Несомненно, в вопросе о восстановлении монархии в России есть и подводные камни. Наименее существенный из них тот, который многие считают основным: «Кто?». В самом деле, линия Кирилловичей, как она представлена сегодня, вызывает массу вопросов, недоумений, даже отторжение. В своё время, не без скрипа и политических интриг эту линию Романовых признала Русская Зарубежная Церковь, однако это признание никак не связывает ни РПЦ, ни, тем более, Российское государство.

На деле, с точки зрения формального применения павловского «Закона о престолонаследии», все сегодняшние Романовы имеют серьёзные отягощения для автоматического признания их прав. 

Однако если мы говорим о реставрации династии всерьёз, то следует говорить именно о Романовых – это имя, эта традиция, освящённые временем, на них распространяется сияние Российской империи и память об убитом последнем царе.
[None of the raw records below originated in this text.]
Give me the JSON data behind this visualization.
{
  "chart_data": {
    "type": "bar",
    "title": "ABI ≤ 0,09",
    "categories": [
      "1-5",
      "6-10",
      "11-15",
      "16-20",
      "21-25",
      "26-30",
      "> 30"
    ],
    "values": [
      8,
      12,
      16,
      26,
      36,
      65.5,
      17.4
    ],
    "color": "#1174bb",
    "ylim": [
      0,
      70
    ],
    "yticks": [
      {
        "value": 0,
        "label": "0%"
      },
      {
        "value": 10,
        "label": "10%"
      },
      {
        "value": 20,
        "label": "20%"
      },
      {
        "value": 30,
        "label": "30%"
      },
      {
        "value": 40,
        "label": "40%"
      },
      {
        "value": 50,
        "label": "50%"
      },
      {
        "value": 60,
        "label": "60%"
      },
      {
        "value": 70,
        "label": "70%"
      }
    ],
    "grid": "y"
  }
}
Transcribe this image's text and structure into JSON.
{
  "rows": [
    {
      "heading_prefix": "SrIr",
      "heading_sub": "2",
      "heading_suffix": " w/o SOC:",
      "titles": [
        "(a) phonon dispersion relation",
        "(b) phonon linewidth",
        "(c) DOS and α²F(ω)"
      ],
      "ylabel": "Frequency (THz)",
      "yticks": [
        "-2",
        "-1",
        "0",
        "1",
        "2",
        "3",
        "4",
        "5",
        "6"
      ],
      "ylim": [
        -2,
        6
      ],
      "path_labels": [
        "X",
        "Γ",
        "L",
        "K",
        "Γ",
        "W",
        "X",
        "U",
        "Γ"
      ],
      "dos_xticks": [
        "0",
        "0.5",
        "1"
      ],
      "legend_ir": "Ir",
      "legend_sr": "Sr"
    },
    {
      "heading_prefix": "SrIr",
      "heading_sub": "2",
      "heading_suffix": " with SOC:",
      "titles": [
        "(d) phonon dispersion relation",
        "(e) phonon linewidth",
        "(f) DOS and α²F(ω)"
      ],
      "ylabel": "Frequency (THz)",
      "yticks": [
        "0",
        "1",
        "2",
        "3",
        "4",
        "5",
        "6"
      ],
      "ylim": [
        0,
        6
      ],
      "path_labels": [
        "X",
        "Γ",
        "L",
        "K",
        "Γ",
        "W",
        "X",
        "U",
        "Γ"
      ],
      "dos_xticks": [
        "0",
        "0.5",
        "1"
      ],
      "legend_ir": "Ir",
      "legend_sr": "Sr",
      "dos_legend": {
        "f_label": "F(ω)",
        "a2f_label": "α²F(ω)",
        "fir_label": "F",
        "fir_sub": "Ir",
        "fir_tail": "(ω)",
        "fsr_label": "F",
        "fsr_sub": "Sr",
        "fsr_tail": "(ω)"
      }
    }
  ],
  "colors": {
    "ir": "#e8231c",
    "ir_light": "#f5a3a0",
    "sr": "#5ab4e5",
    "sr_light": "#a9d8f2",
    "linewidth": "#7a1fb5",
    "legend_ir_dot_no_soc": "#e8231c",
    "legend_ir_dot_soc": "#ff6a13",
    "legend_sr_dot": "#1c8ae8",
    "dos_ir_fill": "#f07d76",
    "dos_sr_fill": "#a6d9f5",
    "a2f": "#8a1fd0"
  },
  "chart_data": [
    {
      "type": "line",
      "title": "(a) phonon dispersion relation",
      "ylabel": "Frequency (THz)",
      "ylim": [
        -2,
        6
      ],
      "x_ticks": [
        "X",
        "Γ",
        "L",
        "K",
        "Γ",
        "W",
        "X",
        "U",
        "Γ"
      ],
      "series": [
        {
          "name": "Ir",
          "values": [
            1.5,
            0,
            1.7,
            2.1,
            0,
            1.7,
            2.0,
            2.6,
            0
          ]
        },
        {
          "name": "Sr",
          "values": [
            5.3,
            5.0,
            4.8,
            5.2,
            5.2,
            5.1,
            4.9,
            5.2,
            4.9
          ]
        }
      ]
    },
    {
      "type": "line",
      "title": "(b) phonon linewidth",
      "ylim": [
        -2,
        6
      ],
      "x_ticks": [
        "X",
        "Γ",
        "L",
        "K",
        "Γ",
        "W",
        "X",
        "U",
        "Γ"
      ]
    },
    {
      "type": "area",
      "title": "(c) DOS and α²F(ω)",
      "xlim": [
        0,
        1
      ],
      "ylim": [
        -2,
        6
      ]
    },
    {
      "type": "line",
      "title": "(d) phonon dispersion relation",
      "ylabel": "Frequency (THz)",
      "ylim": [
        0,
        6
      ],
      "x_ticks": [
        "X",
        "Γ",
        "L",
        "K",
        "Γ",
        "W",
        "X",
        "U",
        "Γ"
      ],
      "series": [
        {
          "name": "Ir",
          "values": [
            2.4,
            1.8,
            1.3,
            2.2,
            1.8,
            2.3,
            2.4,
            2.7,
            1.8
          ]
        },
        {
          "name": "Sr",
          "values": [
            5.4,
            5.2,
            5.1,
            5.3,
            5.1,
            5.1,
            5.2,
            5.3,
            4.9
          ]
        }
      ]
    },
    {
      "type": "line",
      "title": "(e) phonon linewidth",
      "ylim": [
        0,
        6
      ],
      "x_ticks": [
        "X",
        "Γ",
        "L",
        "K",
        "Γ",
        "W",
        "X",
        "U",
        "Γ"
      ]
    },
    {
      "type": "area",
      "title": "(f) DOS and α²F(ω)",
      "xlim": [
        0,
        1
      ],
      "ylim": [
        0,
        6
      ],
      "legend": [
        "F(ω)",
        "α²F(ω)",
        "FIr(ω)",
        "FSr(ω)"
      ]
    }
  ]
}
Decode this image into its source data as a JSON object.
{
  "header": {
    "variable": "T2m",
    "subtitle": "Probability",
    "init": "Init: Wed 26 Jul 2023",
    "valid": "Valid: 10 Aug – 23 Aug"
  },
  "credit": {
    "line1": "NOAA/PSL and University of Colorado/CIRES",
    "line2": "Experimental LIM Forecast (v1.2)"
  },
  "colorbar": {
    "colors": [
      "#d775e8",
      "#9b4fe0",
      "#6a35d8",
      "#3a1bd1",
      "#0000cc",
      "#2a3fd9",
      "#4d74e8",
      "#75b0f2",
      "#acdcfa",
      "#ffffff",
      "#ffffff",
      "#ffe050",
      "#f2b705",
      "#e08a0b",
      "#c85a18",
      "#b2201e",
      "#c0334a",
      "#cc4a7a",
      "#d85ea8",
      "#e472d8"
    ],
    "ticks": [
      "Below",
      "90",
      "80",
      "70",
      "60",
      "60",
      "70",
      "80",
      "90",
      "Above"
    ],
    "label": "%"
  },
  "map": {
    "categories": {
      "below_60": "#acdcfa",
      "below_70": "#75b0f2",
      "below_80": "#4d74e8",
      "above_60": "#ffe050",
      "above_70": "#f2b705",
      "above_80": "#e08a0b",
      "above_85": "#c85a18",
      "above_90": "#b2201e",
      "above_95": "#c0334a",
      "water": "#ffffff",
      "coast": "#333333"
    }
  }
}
Любой другой вариант выглядит узурпацией. Но вот выбор конкретной фигуры из имеющихся в наличии Романовых – это вопрос продуманного политического процесса и взвешивания. Сейчас существует весьма представительный «пул» потомков императора Николая I, в том числе и достаточно молодых, способных продолжить фамилию дальше, и нет ничего зазорного в продуманном выборе среди них того, кто в наибольшей степени умственно, нравственно и политически подготовлен для того, чтобы стать русским царём.

Ответить на вопрос: «Кто?» будет не очень сложно. Гораздо сложнее ответить на вопрос: «Как?» – и вот здесь монархический проект и ждут подлинные трудности. Понятно, что сегодняшняя монархия может быть только конституционной, развивающей традиции русской монархии после манифеста 17 октября 1905 года. Понятно, что исполнительная власть должна быть сосредоточена в руках главы правительства, опирающегося на волеизъявление народа. Возможно, даже имя главы правительства будет вноситься в избирательные бюллетени, чтобы не делать посредниками между властью и народом партийные олигархии.

Иными словами, речь о восстановлении доманифестного неограниченного самодержавия идти не может. Но что делать с тем, что самодержавие является внутренней формой государственной власти в России? Как бы ни называлось первое лицо – царь, генсек, президент, – всё равно в его руках рано или поздно сосредотачивается полнота власти, он становится центром политической системы. И если бы монархия в России была бы восстановлена, то вопрос о том, кто является реальным «самодержцем», рано или поздно возник бы. Либо это глава исполнительной власти, либо это – монарх, влияние которого вышло бы далеко за отведённые ему конституцией полномочия.

Разумеется, настройка такого баланса возможна, как показал опыт тех же британцев, где королевская власть имеет огромный авторитет при сосредоточении всей формальной власти в руках кабинета. 

Однако там такое отлаживание потребовало сотен лет. В России же велика опасность каждого крена на повороте, и это, конечно, изрядно расхолаживает при переходе разговоров о реставрации монархии из плоскости мечты в реальный политический проект.

Подлинные проблемы для российского монархизма создаёт не его слабость, а как раз его сила – для реальной политической реализации в современных условиях монархия воспринимается у нас многими слишком серьёзно, эмоционально и даже мистически. И в сегодняшнем циничном мире это содержит известные риски. Потому что одно дело, если император будет появляться на церемониях, произносить серьёзные речи, напоминать о тысячелетней русской истории. Другое – если к нему, как к последней надежде, будут бросаться в ноженьки отставляемые губернаторы. В плане практической политики сегодня Россия к реставрации монархии и в самом деле не готова.

Но любые политические системы меняются, и, кто знает, однажды монархия может показаться нам наименее рискованным вариантом политического будущего. И держать в уме эту возможность не помешает.